Like rect_for/2 but reads an already-computed placement list.

surface_id(arg1)

@spec surface_id(MingaEditor.FocusTree.Node.content_type()) :: surface_id() | nil

Maps a focus-tree content_type to a registry surface_id, or nil for content types that are not independently placed surfaces (the viewport root and the per-window :window container, whose content child is the placed surface).

surface_id_u16(atom)

@spec surface_id_u16(surface_id()) :: 0..65535

Maps a registry surface_id atom to its u16 wire value.

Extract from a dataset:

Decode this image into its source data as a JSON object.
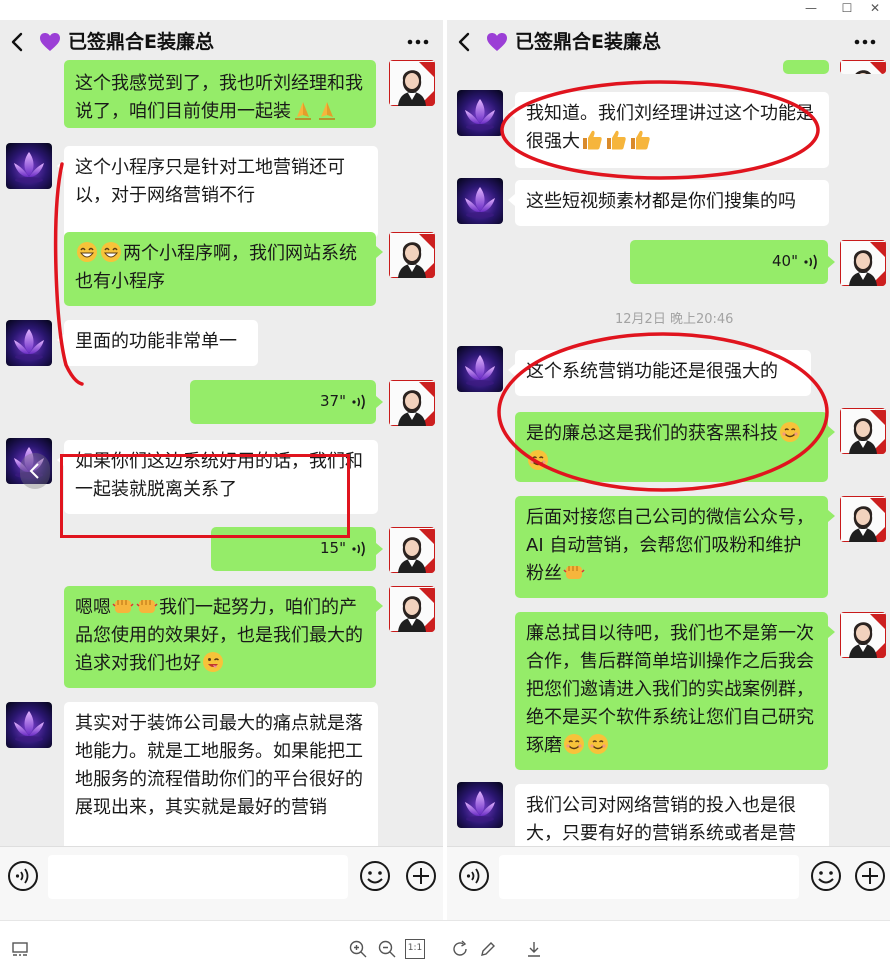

Single BEAM-side source of the surface numbering. The schema carries surface_id as a raw u16 (no enum, by decision: see the moduledoc), and Minga.Frontend.Adapter.GUI.SurfaceLayoutEncoder consumes this function rather than re-deriving numbers.

wire_placements(state)

@spec wire_placements(map()) :: [wire_placement()]

Returns the frame's placements projected to their wire shape.

This is the boundary between the registry (which owns the surface/hit-kind numbering) and the wire encoder (which only lays out bytes). The encoder consumes these plain maps, so it never depends on MingaEditor.*: the registry stays the single authority for the numeric identity (#2268 unification call), and the emitter stays a pure byte layout over data. Order is preserved (back-to-front by z), so the wire list IS the compositing order.

within?(state, surface_id, row, col)

@spec within?(map(), surface_id(), integer(), integer()) :: boolean()

Returns true when (row, col) falls inside the placed surface surface_id.

Half-open rect containment matching FocusTree.Node.contains?/3, so a registry-backed bounds check agrees with focus-tree hit-testing.